Folha de S. Paulo


Mente vazia, oficina do diabo

Ainda não entendi o recado de hoje, me disse um amigo, depois de um daqueles dias que a vida te dá uma rasteira. Pensei que a gente quase nunca para pra pensar nas experiências que temos. Nem nas porradas que levamos e muito menos no trivial invariável da nossa vida café com leite.

A gente acorda, escova os dentes, toma um suco verde, come um iogurte com chia, liga a Nespresso enquanto lê as notícias no Facebook, passa óleo de argan no cabelo. Veste uma calça skinny. Dirige mexendo no Whatsapp.Trabalha. Reclama da vida. Pede o prato light no almoço. Manda vídeos de sacanagem no Whatsapp. Trabalha. Volta pra casa - dirigindo e mexendo no Whatsapp. Corre 10 quilômetros. Posta no Facebook. Toma sopa de abóbora com gengibre e amaranto. Vê Breaking Bad. Posta no Facebook que está órfão de Breaking Bad. Bebe uma garrafa de vinho. Manda um Whatsapp cheio de amor. Dorme. Acorda de ressaca - física e moral. Se arrepende. E um dia morre.

Vivemos como se fosse pra sempre. Ou como se fosse um ensaio. Mas a coisa toda é pra valer todo dia. A gente faz de conta que não. É difícil quando a gente para, se ouve, se percebe e se encara. É assim também com a relação que temos com o mundo que continua girando enquanto a gente vive.

Se o jogo está a favor, deixa a vida me levar. Liga no automático e esquece que chega a hora do travesseiro, do 'vamo vê'. Só então percebe que se deixa levar até quando é pro ralo, pro fundo do poço, pra putaqueopariu.

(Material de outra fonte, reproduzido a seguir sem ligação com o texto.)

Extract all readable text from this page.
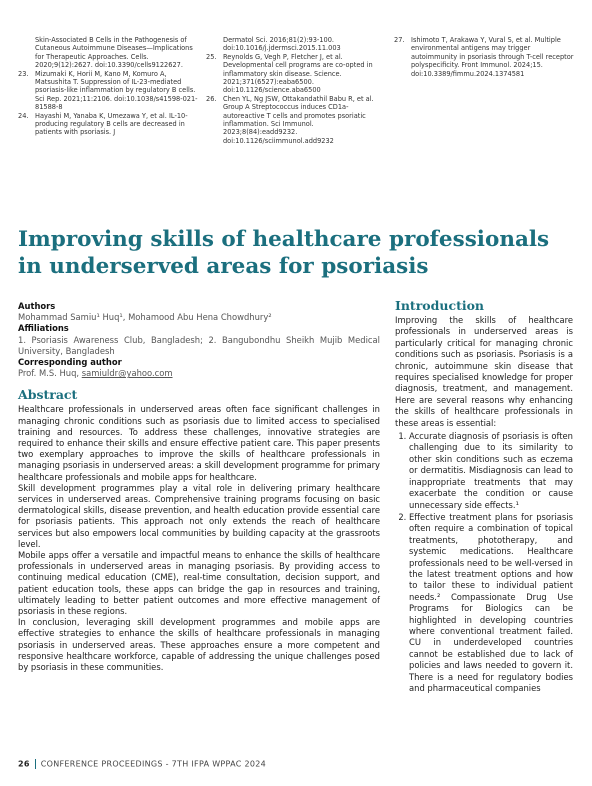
Skin-Associated B Cells in the Pathogenesis of Cutaneous Autoimmune Diseases—Implications for Therapeutic Approaches. Cells. 2020;9(12):2627. doi:10.3390/cells9122627.
23. Mizumaki K, Horii M, Kano M, Komuro A, Matsushita T. Suppression of IL-23-mediated psoriasis-like inflammation by regulatory B cells. Sci Rep. 2021;11:2106. doi:10.1038/s41598-021-81588-8
24. Hayashi M, Yanaba K, Umezawa Y, et al. IL-10-producing regulatory B cells are decreased in patients with psoriasis. J
Dermatol Sci. 2016;81(2):93-100. doi:10.1016/j.jdermsci.2015.11.003
25. Reynolds G, Vegh P, Fletcher J, et al. Developmental cell programs are co-opted in inflammatory skin disease. Science. 2021;371(6527):eaba6500. doi:10.1126/science.aba6500
26. Chen YL, Ng JSW, Ottakandathil Babu R, et al. Group A Streptococcus induces CD1a-autoreactive T cells and promotes psoriatic inflammation. Sci Immunol. 2023;8(84):eadd9232. doi:10.1126/sciimmunol.add9232
27. Ishimoto T, Arakawa Y, Vural S, et al. Multiple environmental antigens may trigger autoimmunity in psoriasis through T-cell receptor polyspecificity. Front Immunol. 2024;15. doi:10.3389/fimmu.2024.1374581
Improving skills of healthcare professionals in underserved areas for psoriasis
Authors
Mohammad Samiu¹ Huq¹, Mohamood Abu Hena Chowdhury²
Affiliations
1. Psoriasis Awareness Club, Bangladesh; 2. Bangubondhu Sheikh Mujib Medical University, Bangladesh
Corresponding author
Prof. M.S. Huq, samiuldr@yahoo.com
Abstract

Healthcare professionals in underserved areas often face significant challenges in managing chronic conditions such as psoriasis due to limited access to specialised training and resources. To address these challenges, innovative strategies are required to enhance their skills and ensure effective patient care. This paper presents two exemplary approaches to improve the skills of healthcare professionals in managing psoriasis in underserved areas: a skill development programme for primary healthcare professionals and mobile apps for healthcare.

Skill development programmes play a vital role in delivering primary healthcare services in underserved areas. Comprehensive training programs focusing on basic dermatological skills, disease prevention, and health education provide essential care for psoriasis patients. This approach not only extends the reach of healthcare services but also empowers local communities by building capacity at the grassroots level.

Mobile apps offer a versatile and impactful means to enhance the skills of healthcare professionals in underserved areas in managing psoriasis. By providing access to continuing medical education (CME), real-time consultation, decision support, and patient education tools, these apps can bridge the gap in resources and training, ultimately leading to better patient outcomes and more effective management of psoriasis in these regions.

In conclusion, leveraging skill development programmes and mobile apps are effective strategies to enhance the skills of healthcare professionals in managing psoriasis in underserved areas. These approaches ensure a more competent and responsive healthcare workforce, capable of addressing the unique challenges posed by psoriasis in these communities.

Introduction

Improving the skills of healthcare professionals in underserved areas is particularly critical for managing chronic conditions such as psoriasis. Psoriasis is a chronic, autoimmune skin disease that requires specialised knowledge for proper diagnosis, treatment, and management. Here are several reasons why enhancing the skills of healthcare professionals in these areas is essential:

1. Accurate diagnosis of psoriasis is often challenging due to its similarity to other skin conditions such as eczema or dermatitis. Misdiagnosis can lead to inappropriate treatments that may exacerbate the condition or cause unnecessary side effects.¹
2. Effective treatment plans for psoriasis often require a combination of topical treatments, phototherapy, and systemic medications. Healthcare professionals need to be well-versed in the latest treatment options and how to tailor these to individual patient needs.² Compassionate Drug Use Programs for Biologics can be highlighted in developing countries where conventional treatment failed. CU in underdeveloped countries cannot be established due to lack of policies and laws needed to govern it. There is a need for regulatory bodies and pharmaceutical companies
26 CONFERENCE PROCEEDINGS - 7TH IFPA WPPAC 2024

O mundo é bom, Sebastião. Mas se a gente não olha em volta, vem tiro, porrada e bomba de todos os lados. Não tem dó nem piedade. E o rolo compressor detonando sonho e ingenuidade. Para tudo, que merda é essa? O que eu estou tirando disso tudo? É um saco.

Descobri levando muita rasteira que preciso ficar sozinha e quieta para conseguir entender os recados que a vida me manda. A gente não se ouve porque tem sempre barulho em volta. A gente se rodeia de gente e de vida para não ver o que acontece ao redor. Nem percebe que a vida tá de sacanagem enquanto a gente recicla o lixo. Mas ela só nos respeita quando aprendemos que tudo tem limite. Eu tenho, você tem, todo mundo tem. Mas a gente não sabe exatamente onde ele fica - porque não para e se pergunta.

Detesto mimimi. Quando reclamo, passo o trator. Fiz mestrado em sofrer dores durante 24 horas, uma semana ou um mês, dependendo do tamanho da minha expectativa ou da filhadaputagem dos outros. Mas nunca fiquei velando a dor.

Não sei qual o recado de hoje.

Aqui se faz aqui se paga. A vida é curta. Nada é para sempre. Água mole em pedra dura tanto bate até que fura. Mente vazia, oficina do diabo. Gato escaldado tem medo de água fria. Não sei.

Só sei que hoje eu preciso ficar quieta. As respostas chegam. Os limites começam a ficar cada vez mais claros. A gente passa a se ouvir e se entender com mais facilidade.

Não sei qual o recado de hoje. Só consigo pensar que nada como um dia após o outro.